Which direct benefit can LinkAhead offer to its users if they do what is necessary to make FDOs from data?
When searching for data in general or FDOs in particular researchers can employ metadata and the connections among data in order to find what they are looking for. Thereby, browsing the data for example in the LinkAhead web interface can be very targeted. Additionally, these search capabilities can be used within analysis workflows in order to create the correct basis of data using FDOs directly for the question at hand. Client libraries, like the Python client, allow to include this into automated analyses. Since manual data insertion is inefficient in many research environments, LinkAhead does not only offer the insertion of data via web forms, but encourages the usage of automatic processes like the LinkAhead Crawler. While metadata should be added already during this insertion step if possible, LinkAhead assists in completing metadata after the initial insertion in order to strike a balance between interrupting the research workflow and running into the above mentioned challenges when adding metadata too late. This automatic data insertion process is highly customizable and allows to complement data as soon as possible such that FDOs are constituted.
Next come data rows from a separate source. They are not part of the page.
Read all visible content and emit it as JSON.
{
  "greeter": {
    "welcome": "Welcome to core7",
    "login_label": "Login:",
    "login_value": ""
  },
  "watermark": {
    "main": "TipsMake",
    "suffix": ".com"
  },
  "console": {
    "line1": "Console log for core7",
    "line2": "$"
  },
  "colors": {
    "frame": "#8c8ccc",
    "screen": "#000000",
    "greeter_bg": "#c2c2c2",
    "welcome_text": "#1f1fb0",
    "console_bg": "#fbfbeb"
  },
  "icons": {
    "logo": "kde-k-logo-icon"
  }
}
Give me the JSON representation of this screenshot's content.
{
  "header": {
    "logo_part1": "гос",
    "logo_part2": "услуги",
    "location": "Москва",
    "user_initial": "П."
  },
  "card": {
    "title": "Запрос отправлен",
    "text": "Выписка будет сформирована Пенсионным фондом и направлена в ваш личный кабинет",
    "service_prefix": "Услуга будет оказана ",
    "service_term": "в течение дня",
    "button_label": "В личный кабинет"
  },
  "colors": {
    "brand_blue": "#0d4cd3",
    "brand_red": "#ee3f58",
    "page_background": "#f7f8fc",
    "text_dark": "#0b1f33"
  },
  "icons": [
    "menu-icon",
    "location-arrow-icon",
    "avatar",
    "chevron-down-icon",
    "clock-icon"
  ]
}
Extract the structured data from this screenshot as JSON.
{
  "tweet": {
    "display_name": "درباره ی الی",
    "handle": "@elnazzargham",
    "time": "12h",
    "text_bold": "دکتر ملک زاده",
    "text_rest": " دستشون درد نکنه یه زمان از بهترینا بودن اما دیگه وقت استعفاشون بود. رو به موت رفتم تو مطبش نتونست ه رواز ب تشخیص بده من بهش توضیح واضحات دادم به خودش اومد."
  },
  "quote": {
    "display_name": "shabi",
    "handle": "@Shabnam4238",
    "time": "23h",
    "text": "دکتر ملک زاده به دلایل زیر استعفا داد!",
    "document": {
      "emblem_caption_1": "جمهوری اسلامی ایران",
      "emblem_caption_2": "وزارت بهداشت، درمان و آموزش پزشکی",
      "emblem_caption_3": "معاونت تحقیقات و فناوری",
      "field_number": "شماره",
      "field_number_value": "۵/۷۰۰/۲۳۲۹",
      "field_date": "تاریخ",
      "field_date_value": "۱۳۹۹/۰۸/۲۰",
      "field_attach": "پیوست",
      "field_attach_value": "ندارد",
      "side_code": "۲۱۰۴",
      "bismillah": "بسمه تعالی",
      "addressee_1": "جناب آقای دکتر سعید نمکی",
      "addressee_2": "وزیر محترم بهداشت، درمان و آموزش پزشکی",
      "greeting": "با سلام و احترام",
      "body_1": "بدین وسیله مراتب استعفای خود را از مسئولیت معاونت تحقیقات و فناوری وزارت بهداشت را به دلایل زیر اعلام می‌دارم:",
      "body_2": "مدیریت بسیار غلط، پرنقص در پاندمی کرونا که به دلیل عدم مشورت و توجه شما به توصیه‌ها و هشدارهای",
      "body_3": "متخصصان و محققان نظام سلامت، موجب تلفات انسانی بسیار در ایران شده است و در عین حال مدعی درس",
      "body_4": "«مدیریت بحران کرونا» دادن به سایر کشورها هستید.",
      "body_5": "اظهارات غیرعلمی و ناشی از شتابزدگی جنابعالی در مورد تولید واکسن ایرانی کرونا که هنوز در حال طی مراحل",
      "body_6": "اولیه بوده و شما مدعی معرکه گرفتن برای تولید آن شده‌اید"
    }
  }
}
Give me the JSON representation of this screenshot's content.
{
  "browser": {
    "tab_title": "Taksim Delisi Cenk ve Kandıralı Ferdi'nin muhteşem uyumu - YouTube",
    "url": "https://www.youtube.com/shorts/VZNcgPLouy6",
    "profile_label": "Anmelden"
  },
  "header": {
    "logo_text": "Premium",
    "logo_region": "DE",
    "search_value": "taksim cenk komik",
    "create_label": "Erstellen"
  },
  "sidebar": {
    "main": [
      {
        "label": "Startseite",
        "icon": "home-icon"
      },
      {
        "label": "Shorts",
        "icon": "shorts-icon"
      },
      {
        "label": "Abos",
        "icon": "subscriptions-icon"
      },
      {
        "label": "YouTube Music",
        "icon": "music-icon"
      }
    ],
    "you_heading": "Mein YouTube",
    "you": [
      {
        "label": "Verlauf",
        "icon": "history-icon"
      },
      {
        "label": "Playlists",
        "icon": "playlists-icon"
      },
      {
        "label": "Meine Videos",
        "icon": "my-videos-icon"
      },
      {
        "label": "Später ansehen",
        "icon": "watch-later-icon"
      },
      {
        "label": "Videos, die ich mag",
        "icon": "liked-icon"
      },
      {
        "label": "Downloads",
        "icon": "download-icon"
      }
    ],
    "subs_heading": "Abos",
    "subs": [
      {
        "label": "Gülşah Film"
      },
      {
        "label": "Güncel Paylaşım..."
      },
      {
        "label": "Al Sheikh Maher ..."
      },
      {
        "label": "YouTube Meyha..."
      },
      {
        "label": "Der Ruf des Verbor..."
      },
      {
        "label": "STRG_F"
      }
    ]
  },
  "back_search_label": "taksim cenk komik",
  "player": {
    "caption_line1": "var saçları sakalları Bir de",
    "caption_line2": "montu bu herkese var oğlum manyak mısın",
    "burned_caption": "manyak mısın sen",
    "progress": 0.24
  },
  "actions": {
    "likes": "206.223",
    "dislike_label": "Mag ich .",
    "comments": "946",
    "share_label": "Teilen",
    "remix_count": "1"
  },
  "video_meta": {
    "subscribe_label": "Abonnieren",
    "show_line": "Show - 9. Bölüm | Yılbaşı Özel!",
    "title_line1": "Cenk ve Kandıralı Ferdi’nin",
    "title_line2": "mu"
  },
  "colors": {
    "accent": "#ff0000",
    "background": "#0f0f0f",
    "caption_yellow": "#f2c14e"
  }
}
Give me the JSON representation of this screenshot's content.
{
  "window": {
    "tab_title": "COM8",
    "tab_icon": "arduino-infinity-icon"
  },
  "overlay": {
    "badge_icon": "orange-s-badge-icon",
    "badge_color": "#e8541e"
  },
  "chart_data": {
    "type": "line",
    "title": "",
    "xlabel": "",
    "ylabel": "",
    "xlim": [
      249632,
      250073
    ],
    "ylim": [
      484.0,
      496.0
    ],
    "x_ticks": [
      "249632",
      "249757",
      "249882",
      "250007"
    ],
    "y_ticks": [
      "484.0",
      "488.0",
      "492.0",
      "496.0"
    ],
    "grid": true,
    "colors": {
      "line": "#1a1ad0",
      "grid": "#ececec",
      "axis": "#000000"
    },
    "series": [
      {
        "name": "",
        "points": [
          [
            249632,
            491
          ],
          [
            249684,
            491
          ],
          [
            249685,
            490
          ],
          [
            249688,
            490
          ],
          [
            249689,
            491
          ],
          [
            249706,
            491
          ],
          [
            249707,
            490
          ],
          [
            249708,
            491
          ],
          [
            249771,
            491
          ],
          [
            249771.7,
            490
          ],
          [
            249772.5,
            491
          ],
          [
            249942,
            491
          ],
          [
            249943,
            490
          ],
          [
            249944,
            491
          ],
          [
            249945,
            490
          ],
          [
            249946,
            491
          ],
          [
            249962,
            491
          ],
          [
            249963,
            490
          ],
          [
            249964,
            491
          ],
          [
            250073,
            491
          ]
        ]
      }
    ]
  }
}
The semantic data model of LinkAhead allows researchers to use ontologies of their domain but also to extend those where necessary for the work at hand. This allows an agile adaption to changed requirements or new challenges and LinkAhead assures compatibility with old data if possible. The data model can capture both relations within an FDO, among metadata, data, and possibly files and references to other FDOs directly within LinkAhead or FDOs stored elsewhere using PIDs. The semantic data model and additional constraints facilitate the creation and validation of FDOs.
LinkAhead allows to seamlessly integrate the FDO concept into the workflows of LinkAhead users. Thereby collecting information necessary for FDOs is not a burden for the researcher but the information can be directly used. The search capabilities of LinkAhead can employ the metadata of FDOs and the connections to other FDOs and their metadata. Components of the LinkAhead toolkit like the web interface allow users to access FDOs in an intuitive way while the LinkAhead API allows the direct use of data (and FDOs) in automatic processing and analysis. Thus, LinkAhead is a tool which does not only assist in the technical process of creating digital objects, it also creates incentives for its target users to adhere to FAIR guiding principles. It brings the benefits of FDOs to the people who have to do the extra work. Strategically, this is of utmost importance if the FDO initiative as a whole is to succeed.